BCG’s report highlights the ‘mobile divide’, whereby those pioneering the mobile age are leaving behind those reluctant to follow.

In the six countries evaluated, closing the mobile divide among SMEs could add 7m jobs over the next three years, more than the total number of mobile value chain jobs in these countries.

A developing scenario

But it’s not just global behemoths that can capitalise on this industrial and economic goldmine.

Innovative uses of modern technology, in fighting back against violence and treating diseases, are two key ways whereby developing countries can reap serious rewards from this era.

India is a case study within the report, given that just 5pc of users there own personal computers. Flipkart, India’s largest e-commerce marketplace, has been downloaded by 10m users already in India, catering to the huge numbers of people who rely on mobile devices for commerce.

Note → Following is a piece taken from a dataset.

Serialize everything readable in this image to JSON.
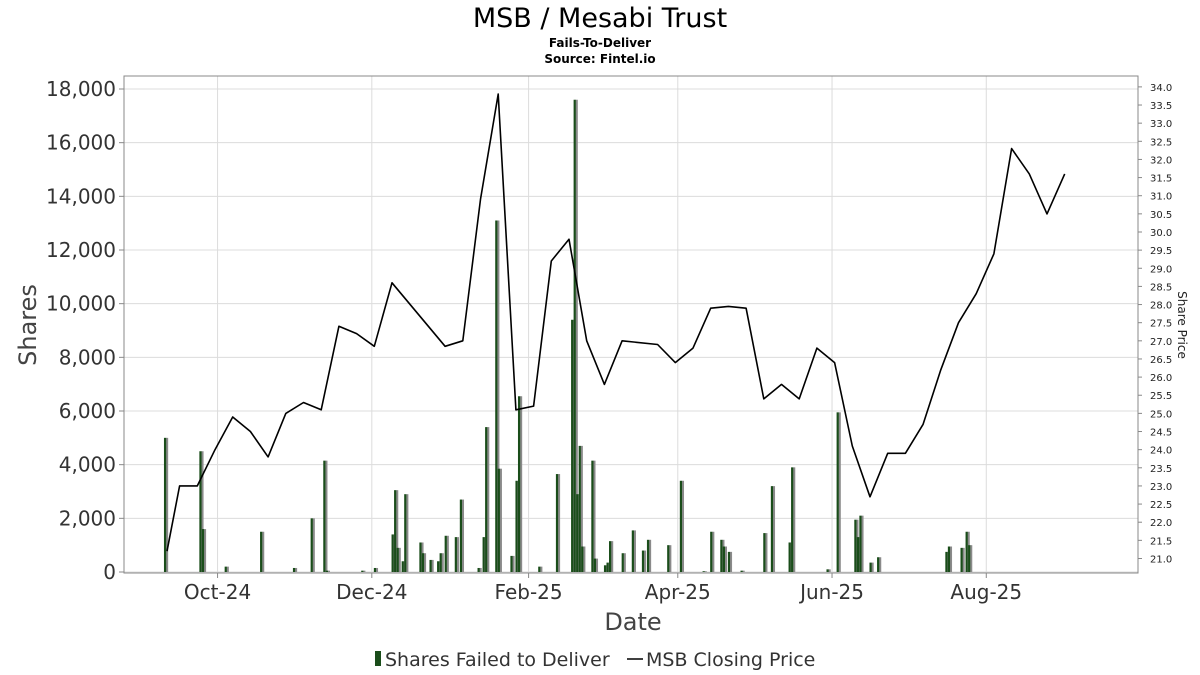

“Consumers can use the Flipkart app to search, share, compare prices, and shop from thousands of third-party vendors in more than 70 categories (including clothing, appliances, and power tools) – generating major purchasing power for customers previously unable to access the internet.”

But more can be done to greater aid those growing more and more reliant on mobile technologies.

“Fundamental innovation is required to boost speed, extend battery life, and strengthen connectivity. More network rollouts are needed to deliver better service to more consumers at lower cost.”